Parinaud's dorsal midbrain syndrome

Symptoms

  • Supranuclear paresis of upward gaze.
  • Correct position of the eyes in the primary position.
  • Normal downward gaze.
  • Dilated pupils with dissociation of reactions to light and approach.
  • Eyelid retraction (Collier's sign).
  • Convergence paralysis.
  • Convergence-retraction nystagmus.

Reasons

  • in children - stenosis of the aqueduct of Sylvius, meningitis;
  • in young people - demyelination, trauma and arteriovenous malformations;
  • in the elderly - vascular lesions of the midbrain, space-occupying lesions of the periaqueductal gray matter and aneurysms of the posterior cranial fossa.

trusted-source[ 1 ], [ 2 ], [ 3 ], [ 4 ], [ 5 ], [ 6 ]

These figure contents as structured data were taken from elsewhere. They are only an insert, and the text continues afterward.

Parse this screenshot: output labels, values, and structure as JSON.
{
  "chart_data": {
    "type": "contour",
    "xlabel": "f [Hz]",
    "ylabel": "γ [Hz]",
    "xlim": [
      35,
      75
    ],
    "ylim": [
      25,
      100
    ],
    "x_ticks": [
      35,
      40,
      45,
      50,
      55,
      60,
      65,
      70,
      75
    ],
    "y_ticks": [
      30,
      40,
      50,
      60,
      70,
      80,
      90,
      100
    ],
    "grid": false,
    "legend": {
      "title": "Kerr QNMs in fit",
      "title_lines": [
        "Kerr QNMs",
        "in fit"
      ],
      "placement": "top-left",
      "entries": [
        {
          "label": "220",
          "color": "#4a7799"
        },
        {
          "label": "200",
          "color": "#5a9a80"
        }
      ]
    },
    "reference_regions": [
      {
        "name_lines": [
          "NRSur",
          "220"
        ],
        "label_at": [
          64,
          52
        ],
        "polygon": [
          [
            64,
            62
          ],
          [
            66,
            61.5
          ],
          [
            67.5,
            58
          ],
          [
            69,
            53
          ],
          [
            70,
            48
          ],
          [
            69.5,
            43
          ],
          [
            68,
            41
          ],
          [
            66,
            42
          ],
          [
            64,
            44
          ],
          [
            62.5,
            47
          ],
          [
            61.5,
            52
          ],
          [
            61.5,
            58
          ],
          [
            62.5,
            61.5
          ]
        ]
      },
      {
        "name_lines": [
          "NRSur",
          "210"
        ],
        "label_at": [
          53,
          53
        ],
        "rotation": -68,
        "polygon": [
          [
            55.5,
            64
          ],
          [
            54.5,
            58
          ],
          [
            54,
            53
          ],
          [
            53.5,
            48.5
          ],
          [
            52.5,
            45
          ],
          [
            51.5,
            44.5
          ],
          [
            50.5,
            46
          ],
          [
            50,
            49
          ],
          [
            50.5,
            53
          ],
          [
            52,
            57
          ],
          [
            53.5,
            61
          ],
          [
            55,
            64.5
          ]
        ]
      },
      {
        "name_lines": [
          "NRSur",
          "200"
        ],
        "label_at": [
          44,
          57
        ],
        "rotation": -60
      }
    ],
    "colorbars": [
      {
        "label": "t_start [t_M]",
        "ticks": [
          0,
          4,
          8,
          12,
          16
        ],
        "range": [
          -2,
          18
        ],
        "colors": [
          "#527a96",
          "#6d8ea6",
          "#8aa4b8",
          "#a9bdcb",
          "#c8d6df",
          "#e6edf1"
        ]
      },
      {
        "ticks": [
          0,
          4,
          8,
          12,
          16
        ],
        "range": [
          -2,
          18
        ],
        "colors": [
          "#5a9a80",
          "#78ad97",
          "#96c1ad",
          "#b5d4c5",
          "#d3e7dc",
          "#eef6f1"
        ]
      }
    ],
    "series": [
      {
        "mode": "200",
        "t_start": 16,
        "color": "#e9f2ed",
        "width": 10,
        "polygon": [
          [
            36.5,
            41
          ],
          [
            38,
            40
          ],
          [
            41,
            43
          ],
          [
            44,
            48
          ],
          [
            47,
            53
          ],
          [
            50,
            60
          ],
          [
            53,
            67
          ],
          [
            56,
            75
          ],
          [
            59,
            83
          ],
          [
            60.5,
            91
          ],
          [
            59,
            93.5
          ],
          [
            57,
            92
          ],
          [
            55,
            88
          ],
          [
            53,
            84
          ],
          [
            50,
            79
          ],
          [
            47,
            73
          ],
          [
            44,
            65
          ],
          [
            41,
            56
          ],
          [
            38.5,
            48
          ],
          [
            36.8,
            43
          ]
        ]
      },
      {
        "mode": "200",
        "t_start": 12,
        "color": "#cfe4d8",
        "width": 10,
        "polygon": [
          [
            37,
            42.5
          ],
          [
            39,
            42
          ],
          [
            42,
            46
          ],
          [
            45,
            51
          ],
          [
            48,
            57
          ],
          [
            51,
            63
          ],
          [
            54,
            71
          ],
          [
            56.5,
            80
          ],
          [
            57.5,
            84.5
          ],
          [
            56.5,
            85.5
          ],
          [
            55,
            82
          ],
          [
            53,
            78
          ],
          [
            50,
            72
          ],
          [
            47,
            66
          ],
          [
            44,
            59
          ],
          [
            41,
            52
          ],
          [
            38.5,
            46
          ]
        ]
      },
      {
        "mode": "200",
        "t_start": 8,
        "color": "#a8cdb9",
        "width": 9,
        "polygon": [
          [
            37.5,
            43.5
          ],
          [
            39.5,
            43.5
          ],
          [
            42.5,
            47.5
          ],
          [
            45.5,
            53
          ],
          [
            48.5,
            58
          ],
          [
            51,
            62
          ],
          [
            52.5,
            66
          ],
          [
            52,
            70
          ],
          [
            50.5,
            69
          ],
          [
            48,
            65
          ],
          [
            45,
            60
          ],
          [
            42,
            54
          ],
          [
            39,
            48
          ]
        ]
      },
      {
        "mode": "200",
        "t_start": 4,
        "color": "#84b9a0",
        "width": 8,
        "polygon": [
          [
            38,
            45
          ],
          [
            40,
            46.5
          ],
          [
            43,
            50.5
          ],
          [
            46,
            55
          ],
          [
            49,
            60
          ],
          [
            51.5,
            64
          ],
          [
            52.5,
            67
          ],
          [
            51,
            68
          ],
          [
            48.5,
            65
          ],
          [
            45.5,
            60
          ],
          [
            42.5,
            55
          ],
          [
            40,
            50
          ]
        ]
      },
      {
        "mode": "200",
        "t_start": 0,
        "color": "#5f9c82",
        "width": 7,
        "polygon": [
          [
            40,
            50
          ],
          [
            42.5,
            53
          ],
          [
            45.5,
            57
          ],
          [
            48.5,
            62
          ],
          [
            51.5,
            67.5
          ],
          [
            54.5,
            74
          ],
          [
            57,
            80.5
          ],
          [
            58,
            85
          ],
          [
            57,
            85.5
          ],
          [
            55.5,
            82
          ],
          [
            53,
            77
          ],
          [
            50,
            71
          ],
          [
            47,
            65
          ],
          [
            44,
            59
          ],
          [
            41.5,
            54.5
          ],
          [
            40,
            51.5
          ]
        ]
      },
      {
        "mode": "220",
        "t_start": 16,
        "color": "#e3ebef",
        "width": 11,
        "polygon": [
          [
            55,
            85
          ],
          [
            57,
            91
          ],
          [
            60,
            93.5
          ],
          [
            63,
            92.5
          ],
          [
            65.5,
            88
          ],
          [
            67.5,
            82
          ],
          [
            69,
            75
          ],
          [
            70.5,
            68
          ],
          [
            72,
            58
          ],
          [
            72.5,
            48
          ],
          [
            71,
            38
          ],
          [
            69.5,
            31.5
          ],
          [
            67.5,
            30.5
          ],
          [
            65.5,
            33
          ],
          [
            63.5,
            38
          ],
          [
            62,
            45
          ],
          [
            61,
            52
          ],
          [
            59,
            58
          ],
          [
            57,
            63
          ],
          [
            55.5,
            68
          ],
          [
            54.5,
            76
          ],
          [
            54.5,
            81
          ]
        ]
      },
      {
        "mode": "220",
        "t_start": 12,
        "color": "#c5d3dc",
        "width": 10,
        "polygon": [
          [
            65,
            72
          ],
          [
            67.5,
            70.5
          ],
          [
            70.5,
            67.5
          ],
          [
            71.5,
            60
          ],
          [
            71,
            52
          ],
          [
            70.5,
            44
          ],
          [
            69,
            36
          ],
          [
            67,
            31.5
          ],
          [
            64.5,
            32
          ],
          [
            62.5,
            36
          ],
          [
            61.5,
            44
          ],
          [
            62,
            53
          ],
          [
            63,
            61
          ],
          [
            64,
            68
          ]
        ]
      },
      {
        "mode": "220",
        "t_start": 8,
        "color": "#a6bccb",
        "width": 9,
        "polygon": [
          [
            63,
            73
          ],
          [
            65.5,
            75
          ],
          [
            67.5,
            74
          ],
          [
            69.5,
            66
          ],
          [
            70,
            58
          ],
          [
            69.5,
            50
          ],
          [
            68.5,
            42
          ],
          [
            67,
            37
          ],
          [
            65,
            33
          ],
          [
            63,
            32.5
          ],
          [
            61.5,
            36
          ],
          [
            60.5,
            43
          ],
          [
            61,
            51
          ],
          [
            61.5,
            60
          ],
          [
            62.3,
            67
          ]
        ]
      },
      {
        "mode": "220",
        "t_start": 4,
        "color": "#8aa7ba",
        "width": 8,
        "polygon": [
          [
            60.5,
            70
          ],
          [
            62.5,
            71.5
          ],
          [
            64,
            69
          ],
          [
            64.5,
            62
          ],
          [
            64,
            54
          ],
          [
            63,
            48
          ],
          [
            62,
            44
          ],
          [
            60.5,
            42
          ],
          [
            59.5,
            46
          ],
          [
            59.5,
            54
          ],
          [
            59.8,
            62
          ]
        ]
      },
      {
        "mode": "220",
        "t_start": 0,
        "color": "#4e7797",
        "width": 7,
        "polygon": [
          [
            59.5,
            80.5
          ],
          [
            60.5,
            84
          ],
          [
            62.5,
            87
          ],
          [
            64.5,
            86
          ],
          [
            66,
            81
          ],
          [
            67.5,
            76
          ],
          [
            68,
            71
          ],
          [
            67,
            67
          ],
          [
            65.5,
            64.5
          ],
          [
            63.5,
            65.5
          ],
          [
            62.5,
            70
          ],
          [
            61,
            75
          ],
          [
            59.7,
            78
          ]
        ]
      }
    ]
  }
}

Progressive supranuclear palsy

Progressive supranuclear palsy (Sleele-Kiciiardson-Olszewski syndrome) is a severe degenerative disease that develops in old age and is characterized by:

  • Supranuclear gaze palsy, in which downward movements are initially impaired.
  • Later, as the disease progresses, upward movements become impaired.
  • Later, horizontal movements are impaired, and eventually complete gaze paresis develops.
  • Pseudobulbar paresis.
  • Extrapyramidal rigidity, ataxic gait and dementia.